Novarka late last year awarded the steelwork contract, said to be worth around $60 million (€40M), to Italy’s Cimolai S.p.A., Pordenone. With its headquarters outside Chernobyl’s exclusion zone, some 55-km away at Slavutich, Novarka is jointly owned by Paris-based contractors Vinci S.A. and Bouygues S.A. Novarka won its turnkey contract in September 2007.

Novarka has devised an arch erection sequence that will minimize the use of labour and working at height. Essentially, it will assemble the vault in five longitudinal sections joined with hinged connections. As it raises the assembly with large tower cranes, the steelwork.
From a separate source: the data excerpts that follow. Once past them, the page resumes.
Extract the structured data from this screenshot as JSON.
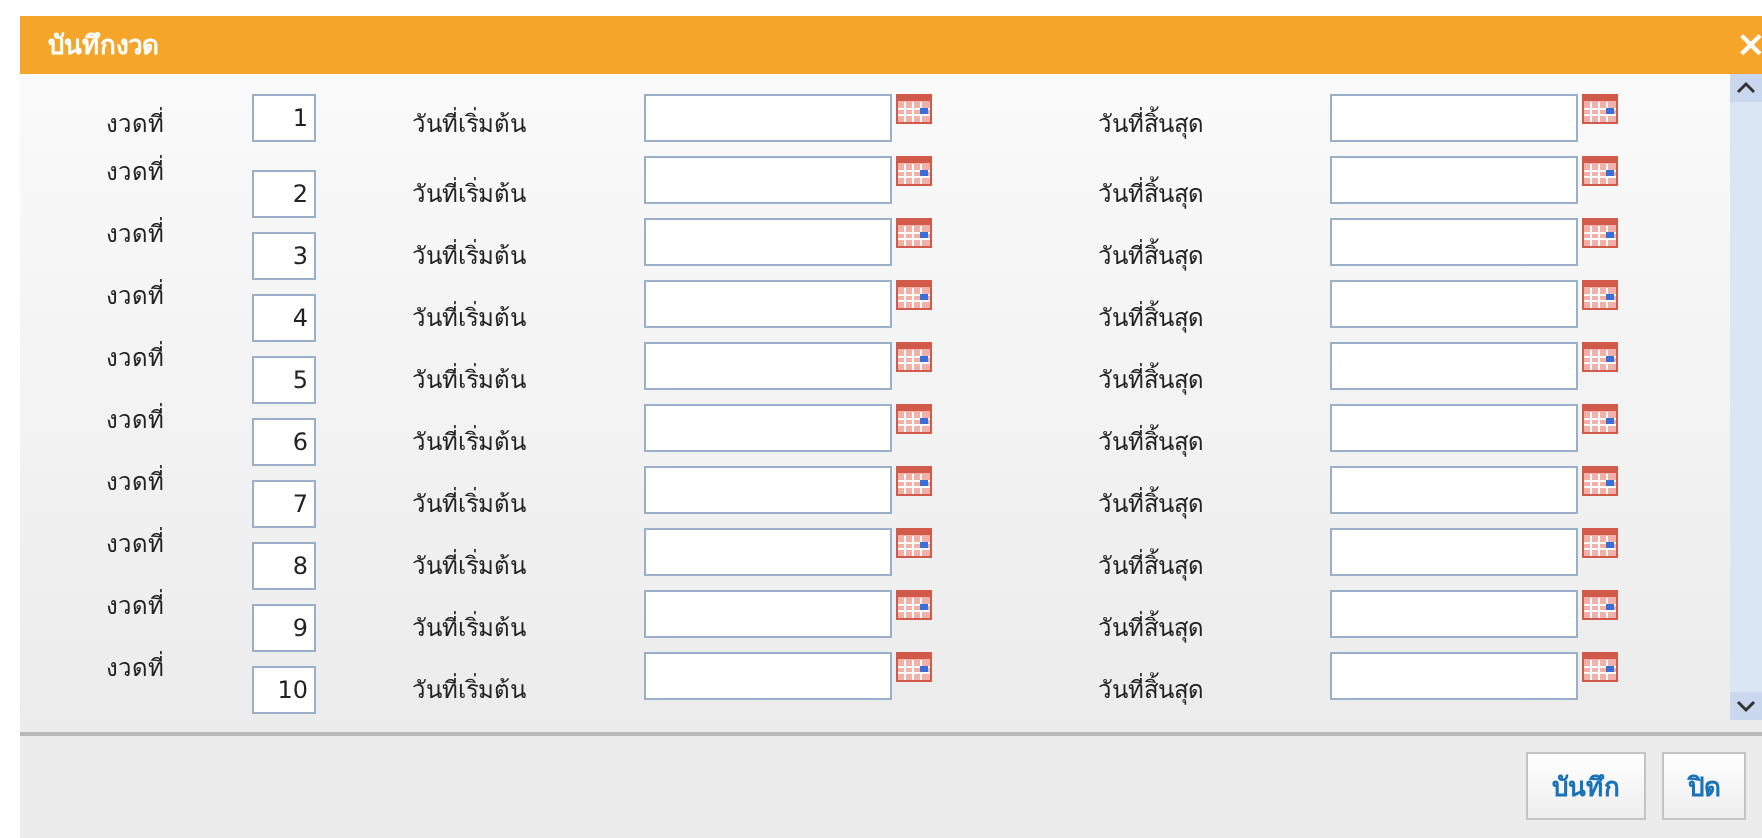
{
  "dialog": {
    "title": "บันทึกงวด",
    "close_glyph": "×"
  },
  "rows": [
    {
      "label": "งวดที่",
      "number": "1",
      "start_label": "วันที่เริ่มต้น",
      "end_label": "วันที่สิ้นสุด"
    },
    {
      "label": "งวดที่",
      "number": "2",
      "start_label": "วันที่เริ่มต้น",
      "end_label": "วันที่สิ้นสุด"
    },
    {
      "label": "งวดที่",
      "number": "3",
      "start_label": "วันที่เริ่มต้น",
      "end_label": "วันที่สิ้นสุด"
    },
    {
      "label": "งวดที่",
      "number": "4",
      "start_label": "วันที่เริ่มต้น",
      "end_label": "วันที่สิ้นสุด"
    },
    {
      "label": "งวดที่",
      "number": "5",
      "start_label": "วันที่เริ่มต้น",
      "end_label": "วันที่สิ้นสุด"
    },
    {
      "label": "งวดที่",
      "number": "6",
      "start_label": "วันที่เริ่มต้น",
      "end_label": "วันที่สิ้นสุด"
    },
    {
      "label": "งวดที่",
      "number": "7",
      "start_label": "วันที่เริ่มต้น",
      "end_label": "วันที่สิ้นสุด"
    },
    {
      "label": "งวดที่",
      "number": "8",
      "start_label": "วันที่เริ่มต้น",
      "end_label": "วันที่สิ้นสุด"
    },
    {
      "label": "งวดที่",
      "number": "9",
      "start_label": "วันที่เริ่มต้น",
      "end_label": "วันที่สิ้นสุด"
    },
    {
      "label": "งวดที่",
      "number": "10",
      "start_label": "วันที่เริ่มต้น",
      "end_label": "วันที่สิ้นสุด"
    }
  ],
  "buttons": [
    "บันทึก",
    "ปิด"
  ]
}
Pre-assemblies will rotate around the hinged joints to form the vault

Using preassembled sections up to 300 tonnes and 25-m tall, Novarka will first build the eastern half of the arch and slide it towards the reactor building. It will then assemble the other half in the erection area and slide the previously complete section back to joint it before pushing the whole confinement into place.

When the confinement is fully operational, dismantling unstable parts of the old shelter put up hurriedly after the disaster will be among the first tasks for the Ukrainian clean-up programme, says Novak. After that, he adds, “studies suggest that further waste management operations should be deferred for 30 to 40 years to gain some benefits from the (radioactive) decay process.”